Thad Waterbury, 79, of Sonora, helped others light their candles. Kristi Traub, 46, of Columbia, and Margie Miller, 52, of Sonora, were among those who blew out candles for each victim when their names were read aloud.
The 18-year-old gunman
purchased weapons and ammunition — including two AR-15 style assault rifles — just last week, Texas authorities said. The Texas massacre was just the latest mass shooting in the U.S.
Some legal gun sales are regulated, and other gun sales are unregulated, Schmidt said Wednesday night in Sonora. Elected senators in the nation’s capital are to blame for the lack of movement on meaningful gun control legislation that could reduce mass shootings, Schmidt said.
“They must be removed from office,” Schmidt said. “No more condolences. No more moments of silence. You don’t get my vote until you can make our communities safe from guns and gun owners.”
Tuolumne County has
issued 2,692 gun permits in the past 10 years, Schmidt said. There have been no mass shootings at a school or any other location in the county in the past decade, or in any living person’s memory. Schmidt still questioned whether guns make the county safer, and she urged gun owners to examine their reasons for owning guns.
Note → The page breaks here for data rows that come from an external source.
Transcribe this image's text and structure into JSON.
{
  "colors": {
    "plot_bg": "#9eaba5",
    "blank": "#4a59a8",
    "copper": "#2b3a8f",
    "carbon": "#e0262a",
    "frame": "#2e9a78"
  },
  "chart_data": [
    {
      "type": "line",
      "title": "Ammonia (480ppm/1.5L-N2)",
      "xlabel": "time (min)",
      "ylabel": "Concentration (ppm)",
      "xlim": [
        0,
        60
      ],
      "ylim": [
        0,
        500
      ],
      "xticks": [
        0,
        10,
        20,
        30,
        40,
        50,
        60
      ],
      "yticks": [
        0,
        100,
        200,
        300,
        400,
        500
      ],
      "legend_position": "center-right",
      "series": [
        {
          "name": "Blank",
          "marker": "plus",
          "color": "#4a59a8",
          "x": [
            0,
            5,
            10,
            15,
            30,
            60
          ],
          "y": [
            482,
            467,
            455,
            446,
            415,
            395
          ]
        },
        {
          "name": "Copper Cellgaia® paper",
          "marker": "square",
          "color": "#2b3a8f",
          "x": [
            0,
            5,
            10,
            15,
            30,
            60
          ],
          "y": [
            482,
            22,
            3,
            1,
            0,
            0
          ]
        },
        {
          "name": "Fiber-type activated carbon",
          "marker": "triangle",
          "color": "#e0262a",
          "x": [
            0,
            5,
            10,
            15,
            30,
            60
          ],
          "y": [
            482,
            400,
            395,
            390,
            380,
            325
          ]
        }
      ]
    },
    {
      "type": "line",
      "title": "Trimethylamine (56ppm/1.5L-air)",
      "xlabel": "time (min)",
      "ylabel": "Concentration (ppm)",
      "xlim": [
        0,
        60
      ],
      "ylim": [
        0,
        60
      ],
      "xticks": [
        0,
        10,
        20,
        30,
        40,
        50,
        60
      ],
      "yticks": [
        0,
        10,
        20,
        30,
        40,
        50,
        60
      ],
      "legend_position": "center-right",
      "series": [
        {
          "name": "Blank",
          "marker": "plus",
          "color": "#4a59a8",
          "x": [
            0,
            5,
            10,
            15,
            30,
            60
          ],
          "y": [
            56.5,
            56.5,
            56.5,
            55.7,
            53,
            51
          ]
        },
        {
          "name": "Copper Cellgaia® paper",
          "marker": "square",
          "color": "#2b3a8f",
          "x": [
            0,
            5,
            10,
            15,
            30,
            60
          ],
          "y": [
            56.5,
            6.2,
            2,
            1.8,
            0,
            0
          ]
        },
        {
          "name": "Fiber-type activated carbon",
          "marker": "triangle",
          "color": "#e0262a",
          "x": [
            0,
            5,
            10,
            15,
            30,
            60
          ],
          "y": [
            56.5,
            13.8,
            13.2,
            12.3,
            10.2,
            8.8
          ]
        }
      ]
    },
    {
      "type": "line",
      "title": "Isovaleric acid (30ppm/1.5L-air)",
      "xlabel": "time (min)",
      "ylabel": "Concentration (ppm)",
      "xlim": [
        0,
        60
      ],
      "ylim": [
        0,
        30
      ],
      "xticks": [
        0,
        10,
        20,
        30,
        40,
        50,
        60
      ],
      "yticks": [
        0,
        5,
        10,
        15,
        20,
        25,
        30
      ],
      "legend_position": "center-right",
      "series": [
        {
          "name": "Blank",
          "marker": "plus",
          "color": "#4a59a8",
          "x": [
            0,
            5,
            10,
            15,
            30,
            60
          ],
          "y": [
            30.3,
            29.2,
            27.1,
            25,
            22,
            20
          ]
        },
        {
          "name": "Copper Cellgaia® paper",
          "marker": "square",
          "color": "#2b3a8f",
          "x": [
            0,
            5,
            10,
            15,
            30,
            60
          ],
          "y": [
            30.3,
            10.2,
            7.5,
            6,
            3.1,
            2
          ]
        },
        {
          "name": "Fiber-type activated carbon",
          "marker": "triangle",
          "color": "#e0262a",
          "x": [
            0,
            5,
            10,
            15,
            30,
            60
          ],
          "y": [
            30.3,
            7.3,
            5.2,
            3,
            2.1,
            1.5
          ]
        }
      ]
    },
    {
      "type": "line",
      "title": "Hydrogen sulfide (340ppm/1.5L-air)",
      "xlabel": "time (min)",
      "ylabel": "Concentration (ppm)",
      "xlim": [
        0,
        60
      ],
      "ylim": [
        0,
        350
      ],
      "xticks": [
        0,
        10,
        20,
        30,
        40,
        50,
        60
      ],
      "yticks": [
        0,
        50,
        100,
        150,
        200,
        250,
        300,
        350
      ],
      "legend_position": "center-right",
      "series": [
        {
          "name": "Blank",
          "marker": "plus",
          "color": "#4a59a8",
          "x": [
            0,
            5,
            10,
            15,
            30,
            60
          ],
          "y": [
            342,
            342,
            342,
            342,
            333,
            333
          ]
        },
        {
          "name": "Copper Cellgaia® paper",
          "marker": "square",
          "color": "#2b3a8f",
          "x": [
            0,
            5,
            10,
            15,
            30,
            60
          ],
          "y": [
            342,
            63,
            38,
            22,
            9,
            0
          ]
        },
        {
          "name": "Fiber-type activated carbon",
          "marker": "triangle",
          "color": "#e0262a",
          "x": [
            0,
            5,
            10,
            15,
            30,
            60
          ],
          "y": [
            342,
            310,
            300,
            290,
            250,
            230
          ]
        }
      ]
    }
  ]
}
“We need a ban on assault weapons and high-capacity magazines,” Schmidt said. “These are weapons of war, made strictly to kill people.”
Julie Orth, 49, of Sonora, sang a Celtic song, Deep Peace, during the vigil. Together the gathering sang “We Shall Overcome,” which came from gospel to become a protest anthem of the American civil rights movement in the 1960s.
Lauren Hurley, 55, of Jamestown, burned cedar for healing and purification at one point, to attract good spirits and eliminate negative energies.
Dena Armario-lyons, 39, of Sonora, came with her husband, Petar Silovic, 52, and she wore a red T-shirt with the words, “Moms Demand Action for Gun Sense in America.” Armario-lyons and Schmidt urged people to contact Moms Demand Action, a grassroots organization that touts chapters in all 50 states.
The candlelight vigil was staged from 8 p.m. to about 9 p.m. Wednesday. About 8:30 p.m., a motorist driving north up Washington Street yelled out, “Jesus hates you!” The Wednesday vigil was the second demonstration against mass shootings in Sonora this week. On Sunday, about 40 people gathered to protest against white supremacist shootings across the U.S. in recent years, and to memorialize victims of one of the most recent incidents, in Buffalo, New York, on May 14.